To reduce inventory risk, some retailers have begun to carefully evaluate such tactics as their "back-to-school" sales. For a number of retailers, this is the second most critical season (after Christmas) in terms of sales. Other retailers have added alternate suppliers to serve as backups in the case of high demand levels. Macs (www.macys.com) has effectively reduced inventory requirements by working with suppliers to get more store-ready merchandise that does not require distribution centers operated by the retailer. Macys has also lowered its inventory-holding costs by combining store and online inventories in one facility, instead of maintaining separate warehouses for each channel. These changes resulted in Macys saving $5 million in 2010 alone.

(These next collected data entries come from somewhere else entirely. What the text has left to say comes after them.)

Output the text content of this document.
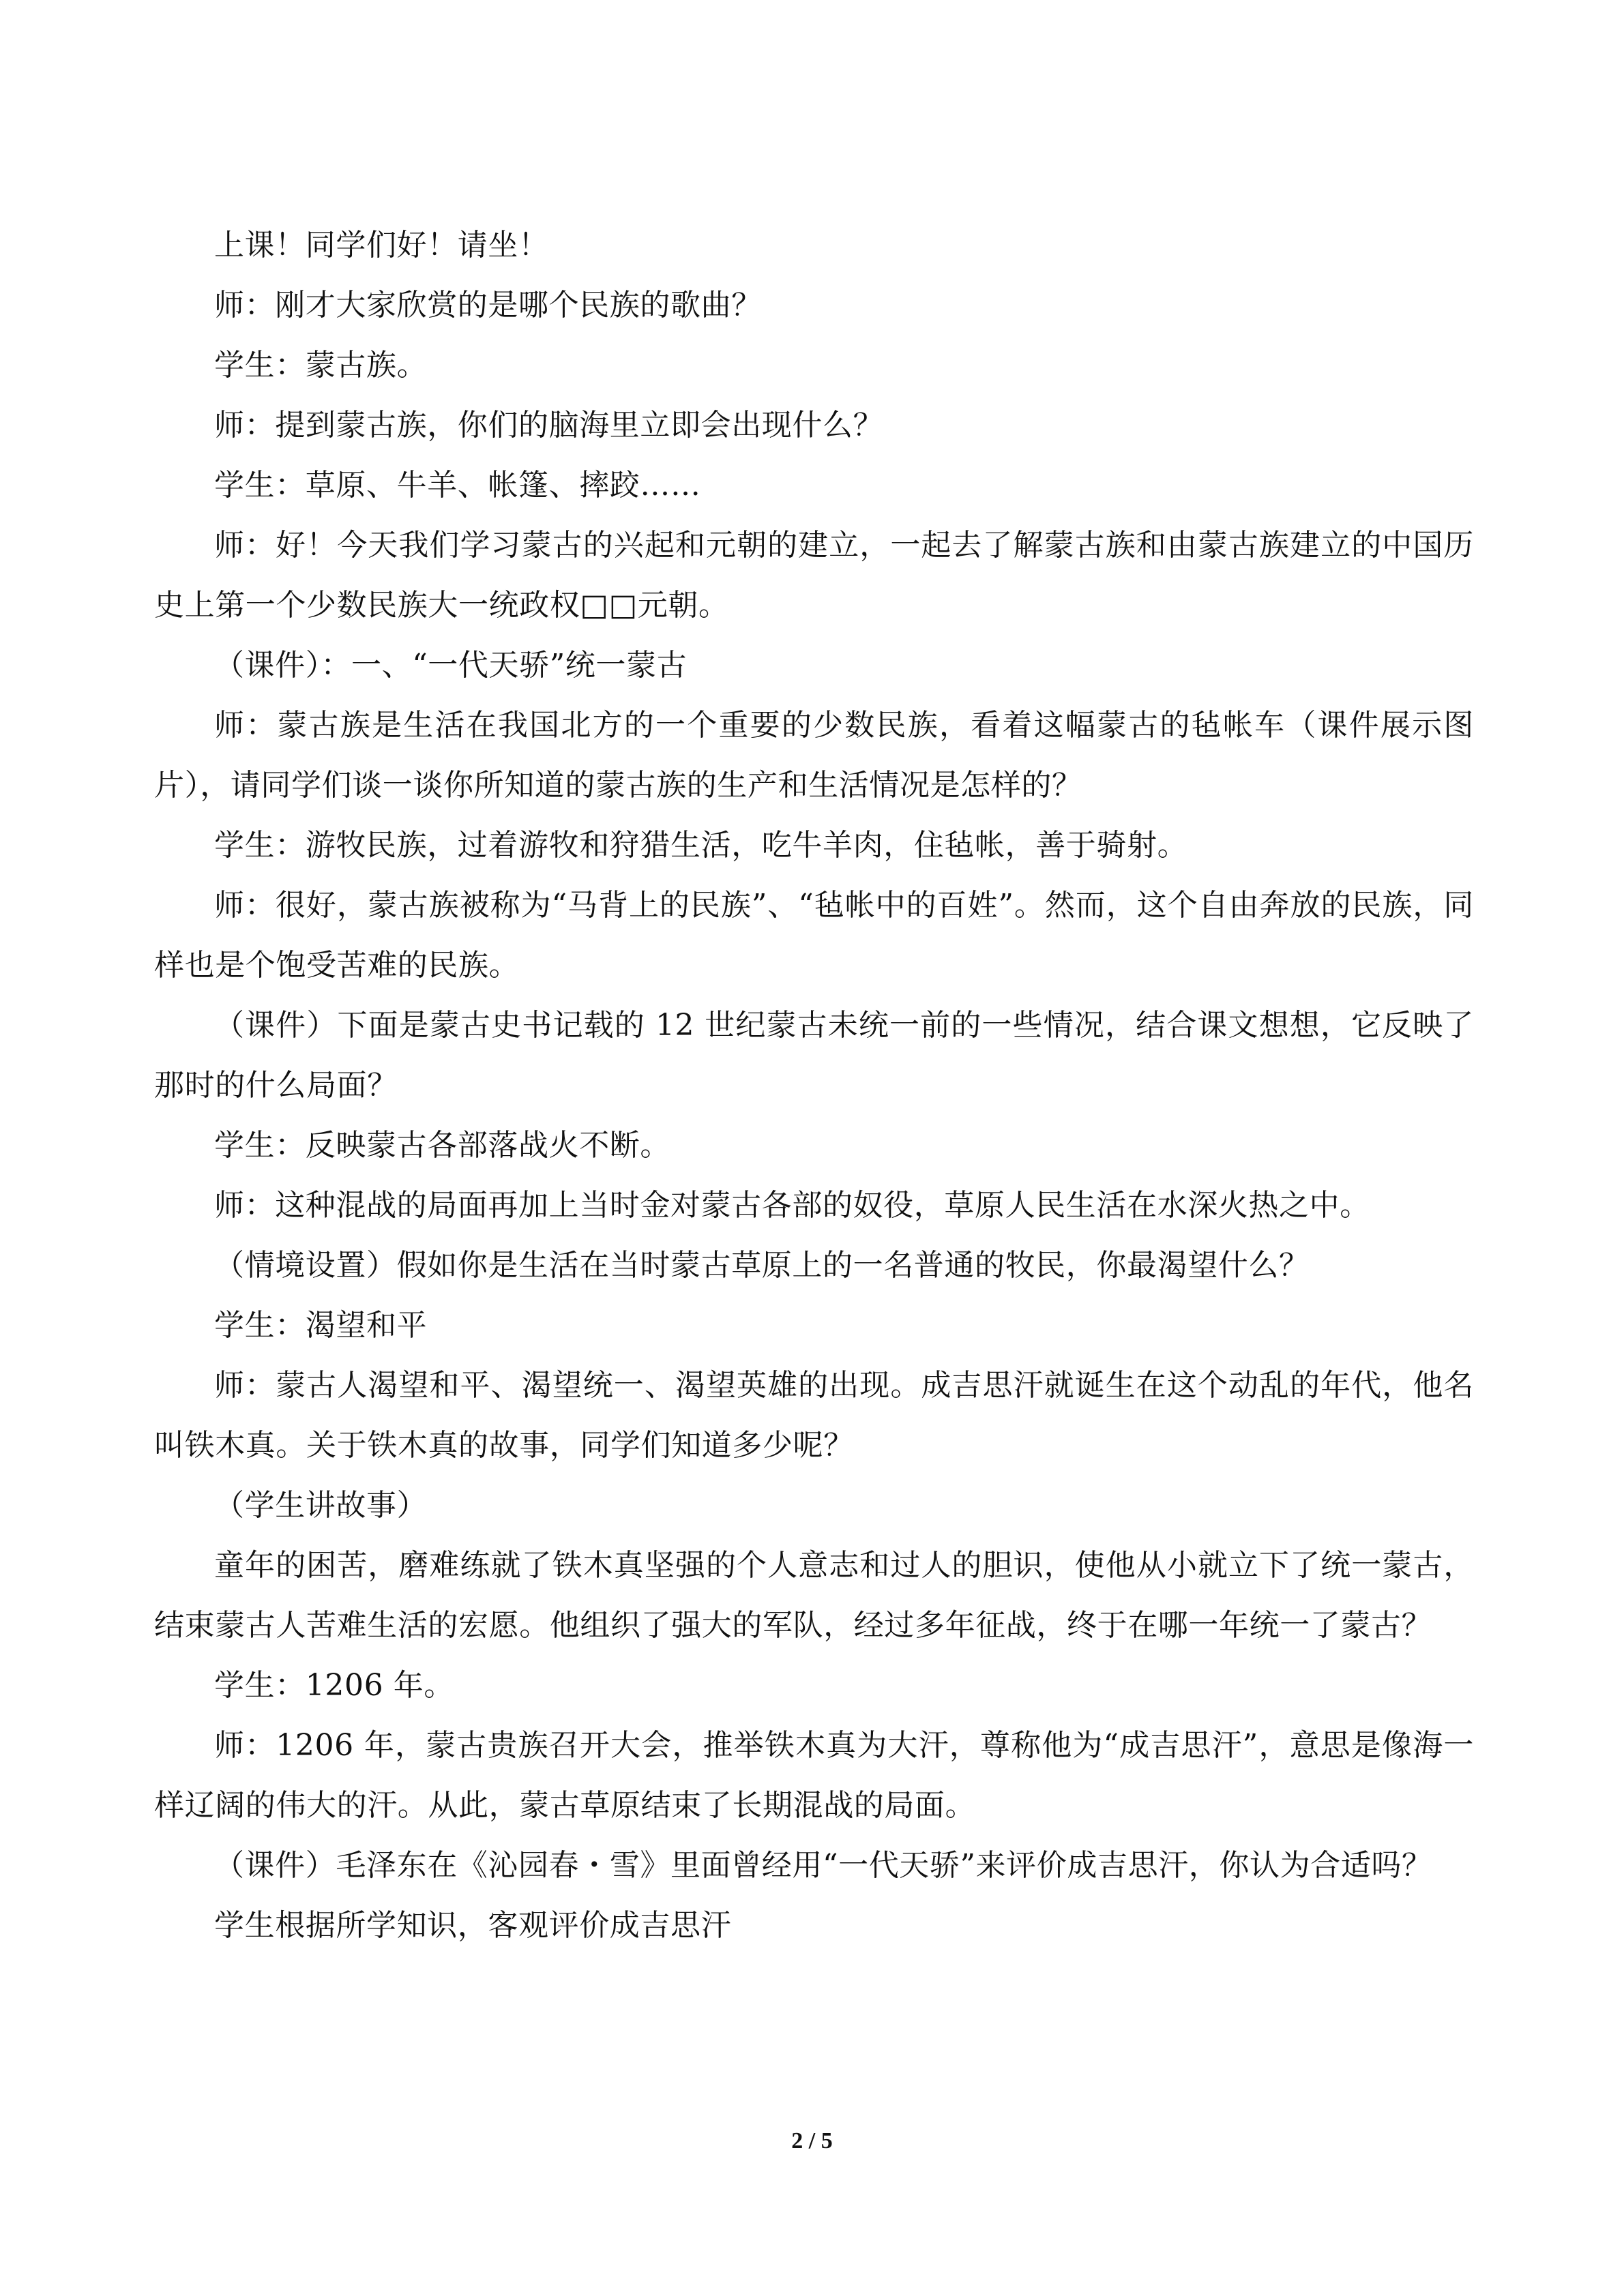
上课！同学们好！请坐！

师：刚才大家欣赏的是哪个民族的歌曲？

学生：蒙古族。

师：提到蒙古族，你们的脑海里立即会出现什么？

学生：草原、牛羊、帐篷、摔跤……

师：好！今天我们学习蒙古的兴起和元朝的建立，一起去了解蒙古族和由蒙古族建立的中国历史上第一个少数民族大一统政权□□元朝。

（课件）：一、“一代天骄”统一蒙古

师：蒙古族是生活在我国北方的一个重要的少数民族，看着这幅蒙古的毡帐车（课件展示图片），请同学们谈一谈你所知道的蒙古族的生产和生活情况是怎样的？

学生：游牧民族，过着游牧和狩猎生活，吃牛羊肉，住毡帐，善于骑射。

师：很好，蒙古族被称为“马背上的民族”、“毡帐中的百姓”。然而，这个自由奔放的民族，同样也是个饱受苦难的民族。

（课件）下面是蒙古史书记载的 12 世纪蒙古未统一前的一些情况，结合课文想想，它反映了那时的什么局面？

学生：反映蒙古各部落战火不断。

师：这种混战的局面再加上当时金对蒙古各部的奴役，草原人民生活在水深火热之中。

（情境设置）假如你是生活在当时蒙古草原上的一名普通的牧民，你最渴望什么？

学生：渴望和平

师：蒙古人渴望和平、渴望统一、渴望英雄的出现。成吉思汗就诞生在这个动乱的年代，他名叫铁木真。关于铁木真的故事，同学们知道多少呢？

（学生讲故事）

童年的困苦，磨难练就了铁木真坚强的个人意志和过人的胆识，使他从小就立下了统一蒙古，结束蒙古人苦难生活的宏愿。他组织了强大的军队，经过多年征战，终于在哪一年统一了蒙古？

学生：1206 年。

师：1206 年，蒙古贵族召开大会，推举铁木真为大汗，尊称他为“成吉思汗”，意思是像海一样辽阔的伟大的汗。从此，蒙古草原结束了长期混战的局面。

（课件）毛泽东在《沁园春・雪》里面曾经用“一代天骄”来评价成吉思汗，你认为合适吗？

学生根据所学知识，客观评价成吉思汗

2 / 5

These shifts in inventory planning are reflected in the retail business inventory-to-sales ration, which was at 1.33 as of mid-2011, the lowest for this time period since 1992. As a vice president for the National Retail Federation says: "With rising gas prices and challenges in the labor and housing markets, consumer spending has slowed and retailers have adjusted their inventory levels accordingly."
The inventory-to-sales ratios for manufactures and wholesalers have shown similar declines. This indicates that these supply chain members are not necessarily holding excess inventories for rapid delivery to retailers with low stock on hand, which is opposite to what the retailers are assuming.
The downside of having too little inventory on hand - a negative impact on revenue - was experienced by Wal-Mart when that retailer reduced inventory selections as a means of lessening inventory-holding costs and improving supply chain efficiency. Unfortunately, Wal-Marts sales performance suffered when customers found that their favorite brands were no longer stocked. Another potential problem associated with low inventories is the difficulty in dealing with supply-chain disruptions, such as the 2011 earthquake in Japan.
SharenTurney, the chief executive of Victoria's Secret, understands the need to weigh the benefits of minimizing inventory-holding costs against the possibility of lost sales. Turney says that Victoria's Secret is seeking a "balanced approach between managing the business with optimism and staying conservative on our inventory and expense plans."
In addition to lost sales, too little inventory is typically associated with the need for frequent ordering, the need for emergency shipments, high ordering costs, and less ability to receive quantity discounts. In contrast, too high an inventory is normally associated with high holding costs, the need for markdowns to clear out unsold inventory, and too much dated merchandise.
Questions
1. List five tactics that retailers can use to reduce their inventory levels while keeping the chance of stockouts low.
2. Discuss the supply-chain implications of retailers having low inventory-to-sales ratios if the inventory-to-sales ratios of manufactures and wholesalers are high.
3. What are the dangers of frequent small orders and the use of emergency shipments as a means of reducing inventory requirements?
4. How could Wal-Mart have foreseen and avoided the negative impact on revenues of pruning its merchandise selection?